Dans cet article on apprend l’importance de la différence entre les mondes fictionnels

et les mondes historiques. Nous avons une distinction claire entre ce qui est l’écriture de la

fiction (le travail des écrivains) et l’écriture historique (le travail des historiographes). Ce qui

est très important, nous avons aussi l’explication des mécanismes qu’utilisent les deux types

d’écrivains. Je pense que l’auteur a fait une bonne comparaison entre les termes de l’histoire

et de la fiction et des mondes historiques et imaginaires, en utilisant les mondes possibles

comme modèle de la structure de ces deux mondes.
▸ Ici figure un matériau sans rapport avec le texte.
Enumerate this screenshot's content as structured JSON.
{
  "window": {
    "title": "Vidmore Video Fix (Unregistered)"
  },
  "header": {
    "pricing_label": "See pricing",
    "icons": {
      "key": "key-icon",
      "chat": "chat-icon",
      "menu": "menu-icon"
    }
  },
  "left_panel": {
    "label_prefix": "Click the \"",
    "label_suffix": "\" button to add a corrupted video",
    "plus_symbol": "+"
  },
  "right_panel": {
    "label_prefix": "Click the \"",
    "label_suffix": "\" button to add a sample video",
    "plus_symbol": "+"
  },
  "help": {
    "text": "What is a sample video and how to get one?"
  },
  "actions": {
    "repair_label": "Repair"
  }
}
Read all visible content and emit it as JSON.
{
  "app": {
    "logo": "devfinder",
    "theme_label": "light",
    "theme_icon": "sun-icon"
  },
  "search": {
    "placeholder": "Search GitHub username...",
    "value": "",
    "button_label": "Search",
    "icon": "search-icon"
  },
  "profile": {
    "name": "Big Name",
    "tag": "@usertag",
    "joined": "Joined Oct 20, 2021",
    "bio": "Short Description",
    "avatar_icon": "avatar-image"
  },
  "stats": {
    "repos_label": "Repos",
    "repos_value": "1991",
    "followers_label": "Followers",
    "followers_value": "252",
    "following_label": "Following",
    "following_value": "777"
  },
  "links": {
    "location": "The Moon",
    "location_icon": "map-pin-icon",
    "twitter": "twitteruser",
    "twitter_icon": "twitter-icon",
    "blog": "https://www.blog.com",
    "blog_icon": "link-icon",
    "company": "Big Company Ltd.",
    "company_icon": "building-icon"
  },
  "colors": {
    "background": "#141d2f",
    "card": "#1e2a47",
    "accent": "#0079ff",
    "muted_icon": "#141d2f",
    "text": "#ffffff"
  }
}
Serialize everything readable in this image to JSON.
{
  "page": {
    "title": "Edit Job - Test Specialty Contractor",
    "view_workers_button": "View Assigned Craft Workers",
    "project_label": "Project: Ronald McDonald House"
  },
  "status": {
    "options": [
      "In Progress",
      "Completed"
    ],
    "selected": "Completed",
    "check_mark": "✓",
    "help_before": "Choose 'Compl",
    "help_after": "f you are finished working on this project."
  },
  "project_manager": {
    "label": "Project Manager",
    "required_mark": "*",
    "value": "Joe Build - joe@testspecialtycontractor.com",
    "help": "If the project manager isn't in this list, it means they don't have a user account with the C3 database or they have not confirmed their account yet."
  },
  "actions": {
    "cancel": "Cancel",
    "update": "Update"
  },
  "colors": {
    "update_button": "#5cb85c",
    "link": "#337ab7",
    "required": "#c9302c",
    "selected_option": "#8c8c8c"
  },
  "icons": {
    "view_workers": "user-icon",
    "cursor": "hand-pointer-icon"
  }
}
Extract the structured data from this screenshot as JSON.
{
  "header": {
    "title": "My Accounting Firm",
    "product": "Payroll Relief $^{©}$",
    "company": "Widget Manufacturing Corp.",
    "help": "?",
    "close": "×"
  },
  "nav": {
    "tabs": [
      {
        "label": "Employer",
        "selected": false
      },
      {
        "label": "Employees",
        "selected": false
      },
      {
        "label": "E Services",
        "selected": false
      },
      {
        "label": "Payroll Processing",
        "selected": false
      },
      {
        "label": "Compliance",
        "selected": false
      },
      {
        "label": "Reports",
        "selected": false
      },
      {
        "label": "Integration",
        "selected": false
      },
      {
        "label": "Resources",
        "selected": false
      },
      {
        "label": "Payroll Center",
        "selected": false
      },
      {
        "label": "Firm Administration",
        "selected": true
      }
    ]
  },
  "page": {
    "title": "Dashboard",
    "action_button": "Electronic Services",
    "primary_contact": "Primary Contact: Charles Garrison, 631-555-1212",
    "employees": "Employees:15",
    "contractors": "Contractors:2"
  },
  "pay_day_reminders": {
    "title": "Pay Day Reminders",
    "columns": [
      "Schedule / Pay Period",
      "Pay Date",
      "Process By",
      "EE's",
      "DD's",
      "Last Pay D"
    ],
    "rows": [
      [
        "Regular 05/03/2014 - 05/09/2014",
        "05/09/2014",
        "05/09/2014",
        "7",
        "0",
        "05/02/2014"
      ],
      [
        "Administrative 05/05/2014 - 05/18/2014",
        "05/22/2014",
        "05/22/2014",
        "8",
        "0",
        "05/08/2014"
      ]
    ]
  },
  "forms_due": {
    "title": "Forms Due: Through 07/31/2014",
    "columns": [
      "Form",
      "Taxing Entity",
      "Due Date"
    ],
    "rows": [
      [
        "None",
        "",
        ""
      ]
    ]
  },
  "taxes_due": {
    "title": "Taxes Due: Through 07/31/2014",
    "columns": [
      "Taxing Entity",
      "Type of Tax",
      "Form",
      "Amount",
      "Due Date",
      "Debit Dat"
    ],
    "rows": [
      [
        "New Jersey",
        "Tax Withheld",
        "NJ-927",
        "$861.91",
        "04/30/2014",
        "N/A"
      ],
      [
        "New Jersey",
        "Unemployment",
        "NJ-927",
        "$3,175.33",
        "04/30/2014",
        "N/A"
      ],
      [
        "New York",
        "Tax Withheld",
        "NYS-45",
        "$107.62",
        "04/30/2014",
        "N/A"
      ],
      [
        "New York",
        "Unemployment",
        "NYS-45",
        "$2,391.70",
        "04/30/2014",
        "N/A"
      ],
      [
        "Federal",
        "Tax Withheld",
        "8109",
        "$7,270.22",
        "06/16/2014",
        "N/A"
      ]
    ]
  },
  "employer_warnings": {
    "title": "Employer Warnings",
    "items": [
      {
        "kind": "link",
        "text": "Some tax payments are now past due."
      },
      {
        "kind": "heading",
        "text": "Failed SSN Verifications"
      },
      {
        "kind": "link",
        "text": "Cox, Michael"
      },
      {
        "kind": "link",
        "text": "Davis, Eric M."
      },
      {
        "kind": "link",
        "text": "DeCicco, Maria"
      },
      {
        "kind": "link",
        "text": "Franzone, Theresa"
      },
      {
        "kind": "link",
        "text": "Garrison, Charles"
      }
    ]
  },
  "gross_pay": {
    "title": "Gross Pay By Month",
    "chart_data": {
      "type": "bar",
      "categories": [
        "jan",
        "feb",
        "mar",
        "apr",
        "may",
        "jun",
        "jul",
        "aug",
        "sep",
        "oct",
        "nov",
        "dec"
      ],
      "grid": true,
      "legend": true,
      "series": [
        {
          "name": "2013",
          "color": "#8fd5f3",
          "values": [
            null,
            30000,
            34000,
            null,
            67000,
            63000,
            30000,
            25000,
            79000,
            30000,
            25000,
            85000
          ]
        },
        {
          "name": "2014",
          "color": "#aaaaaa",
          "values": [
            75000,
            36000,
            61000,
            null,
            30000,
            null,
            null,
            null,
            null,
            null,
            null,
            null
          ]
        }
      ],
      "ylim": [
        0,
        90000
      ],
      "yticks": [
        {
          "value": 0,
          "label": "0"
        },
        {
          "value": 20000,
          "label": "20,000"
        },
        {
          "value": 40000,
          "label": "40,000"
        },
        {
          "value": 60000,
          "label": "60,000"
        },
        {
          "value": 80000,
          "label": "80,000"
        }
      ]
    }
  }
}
Nous pouvons voir aussi comment les

deux mondes peuvent être manipulés et je trouve que ces manipulations sont très importantes

à savoir pour former une attitude critique des individus envers ce qui est vrai ou pas, ce qui

est fiction ou réalité. Donc, ces mécanismes ne sont pas du tout négligeables. Ils peuvent

aider à la création des œuvres inspirés par l’histoire. J’ajouterais aussi que nous pouvons voir

souvent le croisement des deux méthodes de l’écriture non seulement dans la fiction

historique mais parfois dans l’historiographie, surtout dans les manuels de l’histoire (peut-

être une façon d’approcher le sujet aux élèves). De toute manière, cette étude nous donne en

détail ce qu’il faut savoir sur les mondes possibles, les mondes imaginaires et la différence

entre la fiction et l’histoire et ses mécanismes.